Considering the functional requirements, our protocol clearly supports mutual attestation (F1). Since the protocol explicitly separates attestation from key establishment, re-attestation is possible without a key change (F2). Finally, conducting a new ephemeral key exchange for each protocol handshake gives the forward secrecy property (F3). In terms of overhead our approach is of a similar complexity as IDSCP (F4). Our reference implementation has about 1700 lines of code, while IDSCP has about 2000. Furthermore, we have no link with a TLS protocol instance and are independent of the network stack. On the other hand, since our protocol calculates the key exchange directly on the TPM hardware instead of the much faster CPU, a performance impact is to be expected. Table 3 compares the functional properties of our protocol to the previous proposals.

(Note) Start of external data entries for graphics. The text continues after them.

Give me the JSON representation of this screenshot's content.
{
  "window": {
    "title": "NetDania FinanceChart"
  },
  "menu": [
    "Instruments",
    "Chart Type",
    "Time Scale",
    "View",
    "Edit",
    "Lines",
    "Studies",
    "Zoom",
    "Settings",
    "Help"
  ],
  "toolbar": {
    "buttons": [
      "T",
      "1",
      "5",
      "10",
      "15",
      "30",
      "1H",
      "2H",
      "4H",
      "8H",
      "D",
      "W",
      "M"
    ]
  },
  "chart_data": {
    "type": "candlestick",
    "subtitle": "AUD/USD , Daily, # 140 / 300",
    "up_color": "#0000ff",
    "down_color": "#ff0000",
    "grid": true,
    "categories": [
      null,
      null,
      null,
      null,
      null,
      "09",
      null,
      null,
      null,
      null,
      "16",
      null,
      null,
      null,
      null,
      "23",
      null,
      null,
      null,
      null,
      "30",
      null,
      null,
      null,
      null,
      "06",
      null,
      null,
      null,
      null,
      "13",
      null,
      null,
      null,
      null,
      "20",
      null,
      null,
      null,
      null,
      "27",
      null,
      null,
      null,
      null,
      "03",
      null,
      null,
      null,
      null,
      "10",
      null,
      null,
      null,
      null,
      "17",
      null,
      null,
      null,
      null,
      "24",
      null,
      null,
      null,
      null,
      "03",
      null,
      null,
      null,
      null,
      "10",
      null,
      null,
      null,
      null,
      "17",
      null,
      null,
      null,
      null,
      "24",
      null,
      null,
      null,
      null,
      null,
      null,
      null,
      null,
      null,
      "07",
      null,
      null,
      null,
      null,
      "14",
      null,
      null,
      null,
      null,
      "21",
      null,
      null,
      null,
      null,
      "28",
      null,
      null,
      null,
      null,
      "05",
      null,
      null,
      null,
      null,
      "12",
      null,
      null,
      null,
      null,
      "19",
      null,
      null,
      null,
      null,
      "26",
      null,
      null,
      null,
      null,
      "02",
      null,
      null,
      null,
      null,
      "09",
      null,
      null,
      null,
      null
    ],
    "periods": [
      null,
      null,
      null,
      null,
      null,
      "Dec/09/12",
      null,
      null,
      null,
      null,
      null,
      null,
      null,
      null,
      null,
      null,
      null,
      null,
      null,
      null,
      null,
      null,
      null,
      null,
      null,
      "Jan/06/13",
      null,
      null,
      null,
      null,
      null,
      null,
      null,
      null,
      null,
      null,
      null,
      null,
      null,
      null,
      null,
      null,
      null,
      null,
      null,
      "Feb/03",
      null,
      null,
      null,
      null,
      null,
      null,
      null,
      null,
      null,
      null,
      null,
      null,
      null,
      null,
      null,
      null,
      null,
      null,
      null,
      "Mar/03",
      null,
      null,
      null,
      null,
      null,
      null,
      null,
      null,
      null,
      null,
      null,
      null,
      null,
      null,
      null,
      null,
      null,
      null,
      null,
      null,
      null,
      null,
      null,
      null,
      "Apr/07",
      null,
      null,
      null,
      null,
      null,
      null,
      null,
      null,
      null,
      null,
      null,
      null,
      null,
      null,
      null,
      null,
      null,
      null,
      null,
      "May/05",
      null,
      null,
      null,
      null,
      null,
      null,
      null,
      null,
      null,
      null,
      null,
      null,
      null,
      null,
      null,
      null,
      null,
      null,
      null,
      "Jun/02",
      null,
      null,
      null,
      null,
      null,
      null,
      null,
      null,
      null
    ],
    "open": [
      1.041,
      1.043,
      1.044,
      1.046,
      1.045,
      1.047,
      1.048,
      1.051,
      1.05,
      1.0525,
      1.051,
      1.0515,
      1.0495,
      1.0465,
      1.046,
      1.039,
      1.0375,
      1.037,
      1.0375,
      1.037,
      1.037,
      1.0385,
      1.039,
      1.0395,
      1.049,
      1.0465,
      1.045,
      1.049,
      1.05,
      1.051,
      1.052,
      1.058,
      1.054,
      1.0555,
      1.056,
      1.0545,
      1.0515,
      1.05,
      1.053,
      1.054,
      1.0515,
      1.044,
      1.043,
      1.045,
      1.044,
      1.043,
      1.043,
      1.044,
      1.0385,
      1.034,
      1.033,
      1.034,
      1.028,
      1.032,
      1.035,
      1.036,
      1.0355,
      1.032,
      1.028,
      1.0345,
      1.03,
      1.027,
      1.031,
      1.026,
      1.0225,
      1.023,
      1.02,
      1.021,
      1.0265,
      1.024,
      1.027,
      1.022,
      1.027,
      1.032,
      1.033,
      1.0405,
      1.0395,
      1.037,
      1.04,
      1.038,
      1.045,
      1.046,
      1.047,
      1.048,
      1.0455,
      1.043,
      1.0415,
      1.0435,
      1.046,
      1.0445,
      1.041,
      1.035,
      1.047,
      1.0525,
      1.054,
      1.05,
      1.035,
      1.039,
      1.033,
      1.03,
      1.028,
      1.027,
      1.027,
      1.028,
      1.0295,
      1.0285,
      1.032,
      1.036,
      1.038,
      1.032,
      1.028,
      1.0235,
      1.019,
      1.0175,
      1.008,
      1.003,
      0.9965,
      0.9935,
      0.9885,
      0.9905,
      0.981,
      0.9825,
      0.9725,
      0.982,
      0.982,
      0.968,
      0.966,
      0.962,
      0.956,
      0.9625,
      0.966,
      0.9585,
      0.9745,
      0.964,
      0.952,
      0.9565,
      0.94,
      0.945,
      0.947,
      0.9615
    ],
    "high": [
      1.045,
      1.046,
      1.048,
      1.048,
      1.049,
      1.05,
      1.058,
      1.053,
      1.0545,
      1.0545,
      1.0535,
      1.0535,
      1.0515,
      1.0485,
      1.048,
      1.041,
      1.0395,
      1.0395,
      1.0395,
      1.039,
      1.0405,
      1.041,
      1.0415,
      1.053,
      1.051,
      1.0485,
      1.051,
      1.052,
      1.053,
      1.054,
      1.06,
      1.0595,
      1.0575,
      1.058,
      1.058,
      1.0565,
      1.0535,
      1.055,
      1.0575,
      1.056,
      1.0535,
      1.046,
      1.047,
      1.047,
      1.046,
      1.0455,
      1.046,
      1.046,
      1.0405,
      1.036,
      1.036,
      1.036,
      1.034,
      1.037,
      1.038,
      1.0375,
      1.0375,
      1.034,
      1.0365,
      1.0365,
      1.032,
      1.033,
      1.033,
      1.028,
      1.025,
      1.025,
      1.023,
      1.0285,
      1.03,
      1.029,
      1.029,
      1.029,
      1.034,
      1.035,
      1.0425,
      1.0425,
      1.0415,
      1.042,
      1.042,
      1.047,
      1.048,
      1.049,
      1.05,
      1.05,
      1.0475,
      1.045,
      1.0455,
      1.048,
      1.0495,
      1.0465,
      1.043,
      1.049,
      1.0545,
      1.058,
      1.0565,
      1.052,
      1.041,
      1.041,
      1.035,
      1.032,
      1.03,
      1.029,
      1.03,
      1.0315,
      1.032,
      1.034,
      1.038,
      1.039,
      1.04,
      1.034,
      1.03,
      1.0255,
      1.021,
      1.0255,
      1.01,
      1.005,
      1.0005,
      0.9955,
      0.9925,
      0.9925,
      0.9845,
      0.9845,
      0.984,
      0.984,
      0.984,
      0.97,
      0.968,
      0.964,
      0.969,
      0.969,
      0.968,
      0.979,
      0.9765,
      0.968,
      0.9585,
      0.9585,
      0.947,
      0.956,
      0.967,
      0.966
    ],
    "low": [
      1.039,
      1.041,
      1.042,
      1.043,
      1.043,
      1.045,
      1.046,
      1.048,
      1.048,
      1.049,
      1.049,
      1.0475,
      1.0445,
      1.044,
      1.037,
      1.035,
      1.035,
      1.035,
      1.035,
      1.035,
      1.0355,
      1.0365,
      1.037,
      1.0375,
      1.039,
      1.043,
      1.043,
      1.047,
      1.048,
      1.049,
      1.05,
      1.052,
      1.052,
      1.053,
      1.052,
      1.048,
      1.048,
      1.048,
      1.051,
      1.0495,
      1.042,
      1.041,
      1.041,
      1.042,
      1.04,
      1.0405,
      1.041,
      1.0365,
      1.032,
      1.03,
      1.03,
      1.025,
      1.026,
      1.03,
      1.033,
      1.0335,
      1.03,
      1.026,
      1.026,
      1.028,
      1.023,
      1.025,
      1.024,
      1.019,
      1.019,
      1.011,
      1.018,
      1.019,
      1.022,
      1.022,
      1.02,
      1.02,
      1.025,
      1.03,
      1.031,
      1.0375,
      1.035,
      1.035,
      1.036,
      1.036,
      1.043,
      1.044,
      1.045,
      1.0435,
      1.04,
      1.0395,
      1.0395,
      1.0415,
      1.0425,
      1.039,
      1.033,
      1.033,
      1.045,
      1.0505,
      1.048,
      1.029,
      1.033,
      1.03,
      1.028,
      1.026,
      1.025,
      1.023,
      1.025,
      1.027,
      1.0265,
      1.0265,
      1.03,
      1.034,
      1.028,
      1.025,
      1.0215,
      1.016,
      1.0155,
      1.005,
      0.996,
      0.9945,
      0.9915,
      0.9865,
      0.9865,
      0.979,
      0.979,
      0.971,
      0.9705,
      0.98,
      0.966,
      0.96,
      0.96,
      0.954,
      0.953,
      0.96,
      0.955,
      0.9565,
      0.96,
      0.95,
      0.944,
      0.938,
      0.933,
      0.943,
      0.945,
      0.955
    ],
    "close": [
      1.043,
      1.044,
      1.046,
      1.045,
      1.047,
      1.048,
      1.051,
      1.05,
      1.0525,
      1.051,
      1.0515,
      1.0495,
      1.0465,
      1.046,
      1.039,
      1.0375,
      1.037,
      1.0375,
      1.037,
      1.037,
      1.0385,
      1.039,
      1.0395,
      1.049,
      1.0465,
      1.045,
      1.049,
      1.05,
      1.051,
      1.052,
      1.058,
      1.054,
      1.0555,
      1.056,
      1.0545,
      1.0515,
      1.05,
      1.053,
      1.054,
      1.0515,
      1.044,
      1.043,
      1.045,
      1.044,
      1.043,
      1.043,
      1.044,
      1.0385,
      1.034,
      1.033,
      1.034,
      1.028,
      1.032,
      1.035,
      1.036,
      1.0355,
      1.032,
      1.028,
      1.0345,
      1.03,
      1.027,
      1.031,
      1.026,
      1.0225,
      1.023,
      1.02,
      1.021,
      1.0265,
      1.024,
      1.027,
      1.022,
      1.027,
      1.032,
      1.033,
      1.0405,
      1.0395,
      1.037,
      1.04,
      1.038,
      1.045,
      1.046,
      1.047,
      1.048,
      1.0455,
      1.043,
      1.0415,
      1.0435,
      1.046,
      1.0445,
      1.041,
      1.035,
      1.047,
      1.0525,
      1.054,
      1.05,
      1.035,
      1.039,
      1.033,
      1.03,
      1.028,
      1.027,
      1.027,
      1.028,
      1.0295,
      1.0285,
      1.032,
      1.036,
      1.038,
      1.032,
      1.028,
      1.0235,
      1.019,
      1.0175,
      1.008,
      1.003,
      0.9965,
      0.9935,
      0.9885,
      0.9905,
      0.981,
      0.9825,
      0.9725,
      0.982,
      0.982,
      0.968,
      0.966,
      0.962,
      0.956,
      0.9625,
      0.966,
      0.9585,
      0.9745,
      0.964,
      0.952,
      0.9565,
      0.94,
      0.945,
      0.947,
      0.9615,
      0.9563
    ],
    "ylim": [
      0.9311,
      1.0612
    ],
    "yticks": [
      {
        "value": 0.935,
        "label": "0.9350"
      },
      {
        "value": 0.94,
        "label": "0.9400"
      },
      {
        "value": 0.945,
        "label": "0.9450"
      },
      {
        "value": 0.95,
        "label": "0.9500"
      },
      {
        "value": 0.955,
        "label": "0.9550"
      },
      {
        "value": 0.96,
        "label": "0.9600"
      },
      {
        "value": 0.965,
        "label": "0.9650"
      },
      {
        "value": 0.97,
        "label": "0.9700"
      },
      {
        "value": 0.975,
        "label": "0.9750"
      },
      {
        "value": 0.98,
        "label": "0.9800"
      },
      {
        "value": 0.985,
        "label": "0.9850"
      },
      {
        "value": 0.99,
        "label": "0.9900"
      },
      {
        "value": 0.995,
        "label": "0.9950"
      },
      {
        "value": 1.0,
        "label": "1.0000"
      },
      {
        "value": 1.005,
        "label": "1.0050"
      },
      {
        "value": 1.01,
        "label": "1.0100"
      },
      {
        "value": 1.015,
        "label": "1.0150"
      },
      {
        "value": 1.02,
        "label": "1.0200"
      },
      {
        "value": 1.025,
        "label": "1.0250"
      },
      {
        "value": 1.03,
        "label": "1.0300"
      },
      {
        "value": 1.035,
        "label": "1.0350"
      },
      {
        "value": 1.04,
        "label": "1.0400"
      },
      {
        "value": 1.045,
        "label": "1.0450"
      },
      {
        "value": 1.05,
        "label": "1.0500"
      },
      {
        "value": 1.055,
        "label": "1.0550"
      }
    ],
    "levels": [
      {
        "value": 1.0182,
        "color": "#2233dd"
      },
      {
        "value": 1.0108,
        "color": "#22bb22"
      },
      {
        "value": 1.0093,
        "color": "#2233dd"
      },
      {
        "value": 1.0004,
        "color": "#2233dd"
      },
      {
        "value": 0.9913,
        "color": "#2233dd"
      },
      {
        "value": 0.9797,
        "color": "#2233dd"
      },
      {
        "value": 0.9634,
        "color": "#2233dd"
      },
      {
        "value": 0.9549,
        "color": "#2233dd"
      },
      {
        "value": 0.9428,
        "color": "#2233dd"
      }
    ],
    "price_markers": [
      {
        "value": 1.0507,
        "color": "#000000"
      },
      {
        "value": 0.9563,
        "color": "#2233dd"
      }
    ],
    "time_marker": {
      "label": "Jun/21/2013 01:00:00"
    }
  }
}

Table 3. Comparison of functional properties.
Full size table

4.3 Formal Verification

In addition to the informal security analysis, we also verified our protocol using the Tamarin prover [11]. Our main goal in doing so is to show that – unlike IDSCP – our protocol is secure even with an additional attestation endpoint (security goal S7). First we modeled both our protocol and IDSCP with Tamarin’s Diffie-Hellman equational theory. Then we defined the security requirements as Tamarin trace properties quantifying over the attacker’s knowledge. These trace properties determine that for a secure protocol the attacker must not learn the established shared secret. We also added an additional rule that allows the attacker to retrieve signed quotes with any qualifying data. This models the additional attestation endpoint on the trusted platform. If the rule is active, Tamarin in fact finds the man-in-the-middle attack on IDSCP we presented in Sect. 2.3. In contrast, Tamarin correctly verifies all security properties on our protocol, even with the additional attestation endpoint available to the attacker. All theorem definitions of both IDSCP and our protocol are available for verification (see footnote 2).

5 Conclusion

In this work we evaluated existing attestation protocols in terms of security and functionality. We found that many existing protocols are either vulnerable against insider or relay attacks, or depend on outdated TPM specifications. Furthermore we showed that an actively used remote attestation protocol (IDSCP) is vulnerable against a variant of relay attacks that assumes the existence of additional attestation endpoints. In response to this threat we proposed and analyzed a lightweight remote attestation protocol that is not vulnerable against this type of attack. Our protocol is based on the TPM 2.0 specification and offers mutual attestation, re-attestation and shared key establishment with perfect forward secrecy. Unlike previous proposals, our protocol generates secret keys exclusively inside the TPM, which protects against side-channel attacks on the CPU. Keeping our protocol completely independent of the underlying network stack makes it very flexible and easy to adapt for any use case specific requirements. Finally we analyzed the security of our protocol both informally as well as by modeling its security properties with the Tamarin theorem prover. A ready-to-use protocol implementation is publicly available as well (see footnote 2).

As future work we plan to implement our protocol for other platforms and more TPM software stacks. We also intend to evaluate the performance of our protocol more rigorously in the Industrial Data Space as an actual productive use case. Furthermore our protocol can be extended to also support direct anonymous attestation (DAA).